🤖 AI Summary
To address insufficient perception robustness of autonomous navigation robots in complex dynamic environments, this paper proposes a lightweight multimodal temporal fusion framework. It employs an efficient CNN-PointNet hybrid feature extraction network, introduces an attention-driven adaptive cross-modal weighting mechanism to dynamically balance RGB and LiDAR feature contributions, and leverages Temporal Convolutional Networks (TCNs) to model temporal dependencies for enhanced motion consistency understanding. Evaluated on the KITTI dataset, the method achieves a 3.5% improvement in navigation accuracy and a 2.2% gain in localization accuracy, while maintaining real-time inference speed (>15 FPS).
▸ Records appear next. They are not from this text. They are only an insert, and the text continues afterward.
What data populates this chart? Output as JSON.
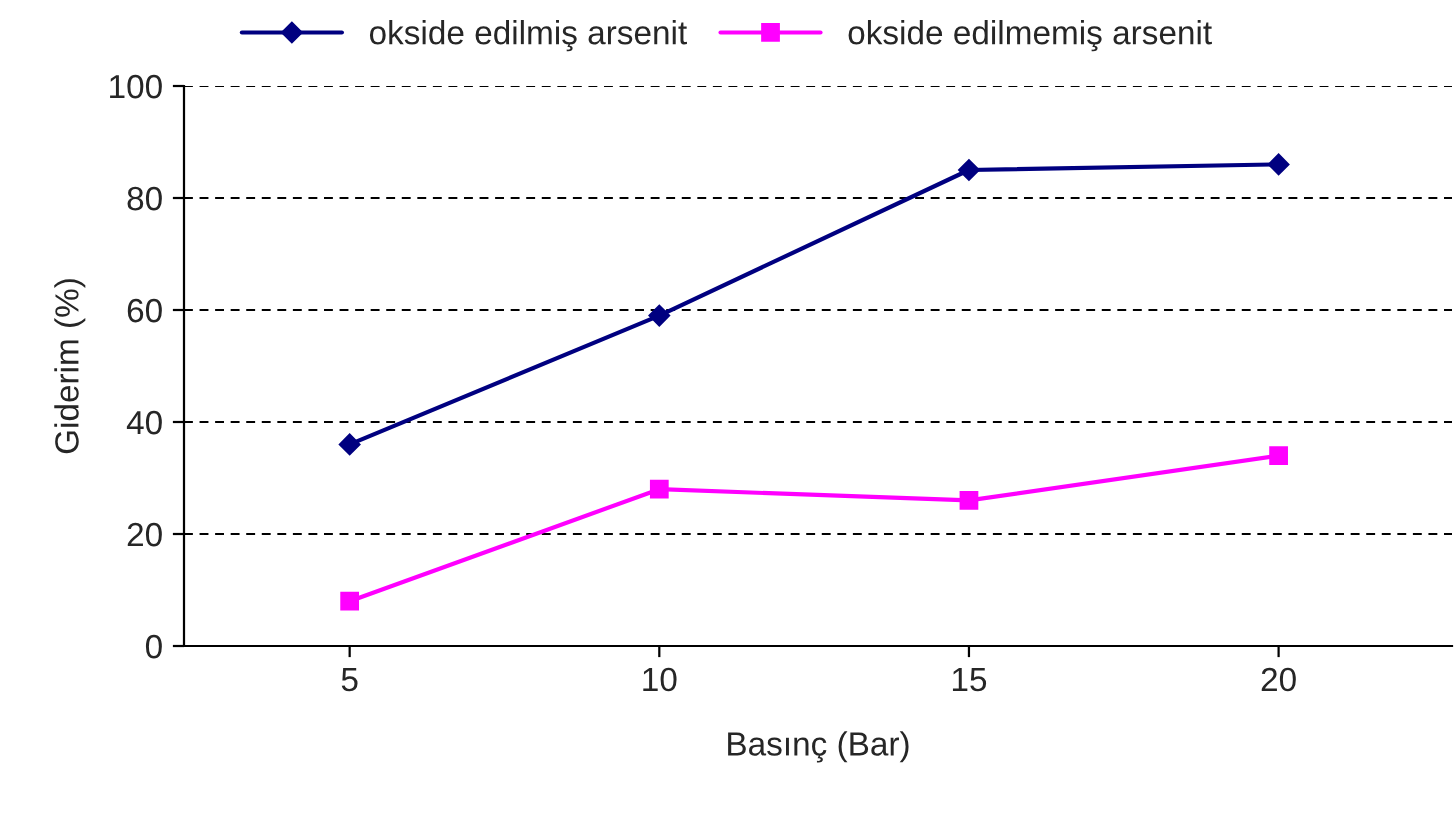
{
  "chart_data": {
    "type": "line",
    "xlabel": "Basınç (Bar)",
    "ylabel": "Giderim (%)",
    "categories": [
      "5",
      "10",
      "15",
      "20"
    ],
    "series": [
      {
        "name": "okside edilmiş arsenit",
        "color": "#000080",
        "marker": "diamond",
        "values": [
          36,
          59,
          85,
          86
        ]
      },
      {
        "name": "okside edilmemiş arsenit",
        "color": "#ff00ff",
        "marker": "square",
        "values": [
          8,
          28,
          26,
          34
        ]
      }
    ],
    "ylim": [
      0,
      100
    ],
    "yticks": [
      0,
      20,
      40,
      60,
      80,
      100
    ],
    "grid": "y",
    "legend": "top",
    "line_style": "solid"
  }
}
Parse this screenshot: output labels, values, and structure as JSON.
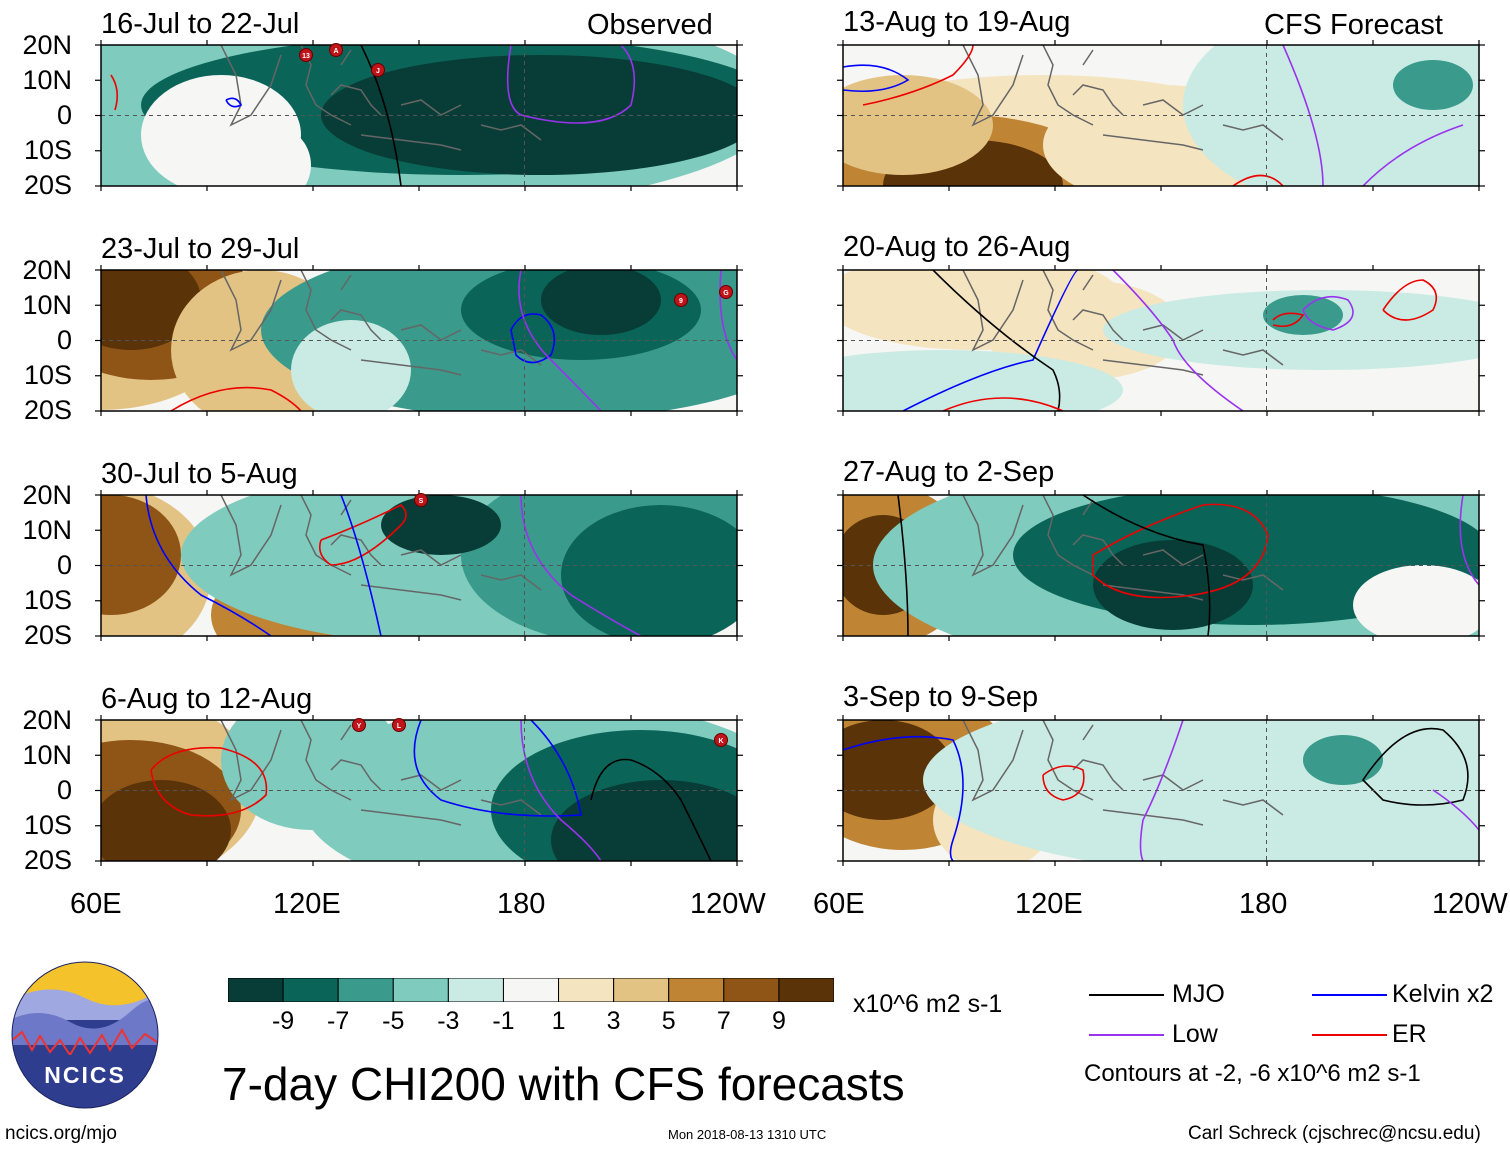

The core contribution is an end-to-end multimodal temporal fusion paradigm that jointly optimizes computational efficiency and perception robustness, significantly improving generalization capability in cluttered and dynamic scenes.
📝 Abstract
This paper introduces a novel deep learning-based multimodal fusion architecture aimed at enhancing the perception capabilities of autonomous navigation robots in complex environments. By utilizing innovative feature extraction modules, adaptive fusion strategies, and time-series modeling mechanisms, the system effectively integrates RGB images and LiDAR data. The key contributions of this work are as follows: a. the design of a lightweight feature extraction network to enhance feature representation; b. the development of an adaptive weighted cross-modal fusion strategy to improve system robustness; and c. the incorporation of time-series information modeling to boost dynamic scene perception accuracy. Experimental results on the KITTI dataset demonstrate that the proposed approach increases navigation and positioning accuracy by 3.5% and 2.2%, respectively, while maintaining real-time performance. This work provides a novel solution for autonomous robot navigation in complex environments.